Cette observation très curieuse démontre que l’existence de l’épilepsie, chez des individus considérés simplement comme aliénés, peut être méconnue pendant longtemps, même par des médecins très habitués à cette maladie.

Nous allons y joindre plusieurs observations analogues, recueillies par nous-même. Ce sont des exemples du genre de délire auquel nous avons donné le nom de petit mal intellectuel. Dans la plupart de ces cas, la maladie qui seule avait fixé l’attention était l’aliénation mentale. C’est seulement par l’examen des caractères spéciaux du délire que nous avons été conduit à soupçonner et à découvrir chez ces malades des vertiges ou de grandes attaques nocturnes. Nous nous bornerons, pour le moment, à relater ces observations, sans les faire suivre d’aucun commentaire, nous réservant d’y revenir plus tard, à l’occasion de la médecine légale.

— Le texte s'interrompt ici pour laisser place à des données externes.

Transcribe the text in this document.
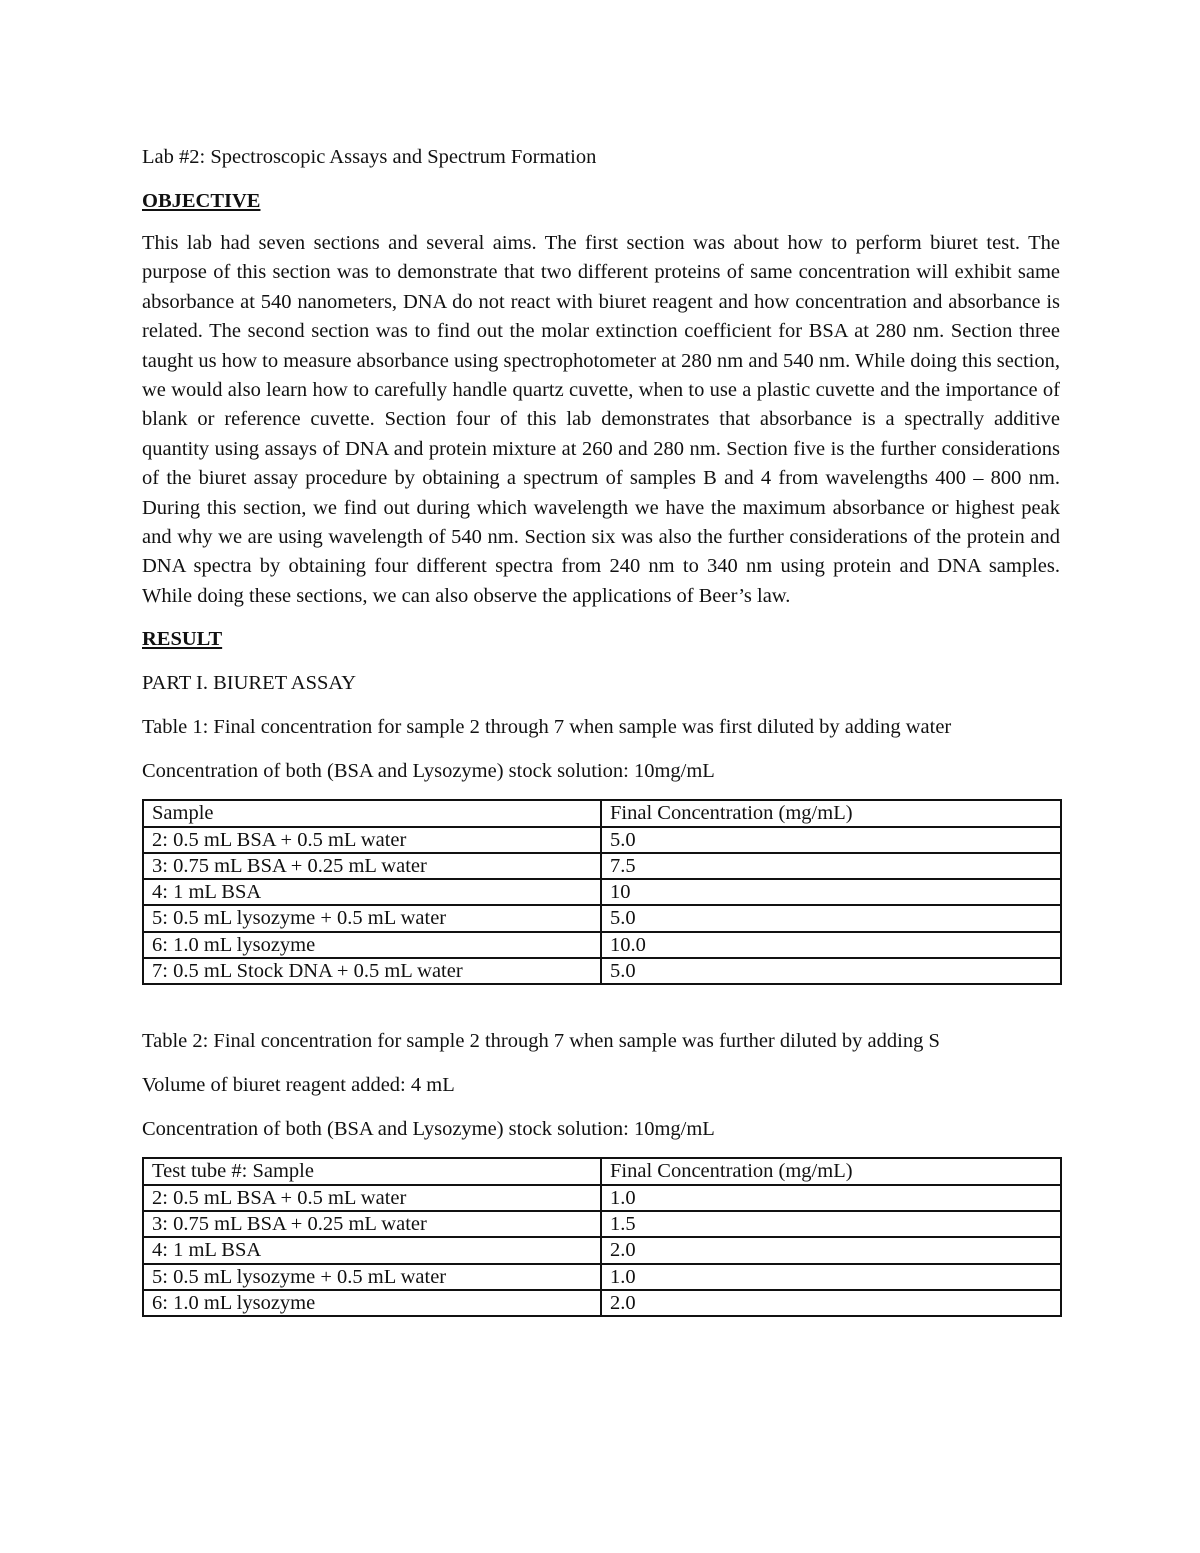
Lab #2: Spectroscopic Assays and Spectrum Formation

OBJECTIVE

This lab had seven sections and several aims. The first section was about how to perform biuret test. The purpose of this section was to demonstrate that two different proteins of same concentration will exhibit same absorbance at 540 nanometers, DNA do not react with biuret reagent and how concentration and absorbance is related. The second section was to find out the molar extinction coefficient for BSA at 280 nm. Section three taught us how to measure absorbance using spectrophotometer at 280 nm and 540 nm. While doing this section, we would also learn how to carefully handle quartz cuvette, when to use a plastic cuvette and the importance of blank or reference cuvette. Section four of this lab demonstrates that absorbance is a spectrally additive quantity using assays of DNA and protein mixture at 260 and 280 nm. Section five is the further considerations of the biuret assay procedure by obtaining a spectrum of samples B and 4 from wavelengths 400 – 800 nm. During this section, we find out during which wavelength we have the maximum absorbance or highest peak and why we are using wavelength of 540 nm. Section six was also the further considerations of the protein and DNA spectra by obtaining four different spectra from 240 nm to 340 nm using protein and DNA samples. While doing these sections, we can also observe the applications of Beer’s law.

RESULT

PART I. BIURET ASSAY

Table 1: Final concentration for sample 2 through 7 when sample was first diluted by adding water

Concentration of both (BSA and Lysozyme) stock solution: 10mg/mL

Sample	Final Concentration (mg/mL)
2: 0.5 mL BSA + 0.5 mL water	5.0
3: 0.75 mL BSA + 0.25 mL water	7.5
4: 1 mL BSA	10
5: 0.5 mL lysozyme + 0.5 mL water	5.0
6: 1.0 mL lysozyme	10.0
7: 0.5 mL Stock DNA + 0.5 mL water	5.0

Table 2: Final concentration for sample 2 through 7 when sample was further diluted by adding S

Volume of biuret reagent added: 4 mL

Concentration of both (BSA and Lysozyme) stock solution: 10mg/mL

Test tube #: Sample	Final Concentration (mg/mL)
2: 0.5 mL BSA + 0.5 mL water	1.0
3: 0.75 mL BSA + 0.25 mL water	1.5
4: 1 mL BSA	2.0
5: 0.5 mL lysozyme + 0.5 mL water	1.0
6: 1.0 mL lysozyme	2.0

Observation X. — Le nommé V…, vingt et un ans, a été arrêté le 22 mars 1858, à onze heures du soir, dans Paris, et conduit à la préfecture de police, pour avoir donné, sans motif appréciable et sans provocation, un coup de couteau à une fille publique qu’il avait rencontrée sur un trottoir. Interrogé le lendemain 23 mars, il nous a donné les renseignements suivants, que nous rapportons sous forme aphoristique, pour abréger cette observation.

V… se rappelle d’une manière confuse ce qu’il a fait avant et après l’acte violent sus-mentionné ; mais, au moment même où il a frappé cette femme, il avait, dit-il, la tête perdue. Il ne se rappelle qu’une chose, c’est que le couteau est entré en quelque sorte tout seul. En se sauvant après l’accomplissement de l’acte, il n’avait pas l’idée de ce qu’il venait de faire ; ce n’est qu’en arrivant sur la place des Victoires qu’il a commencé à se rendre compte d’une manière incomplète de l’action qu’il venait de commettre.

  1. Delasiauve, Traité de l’épilepsie, p. 486.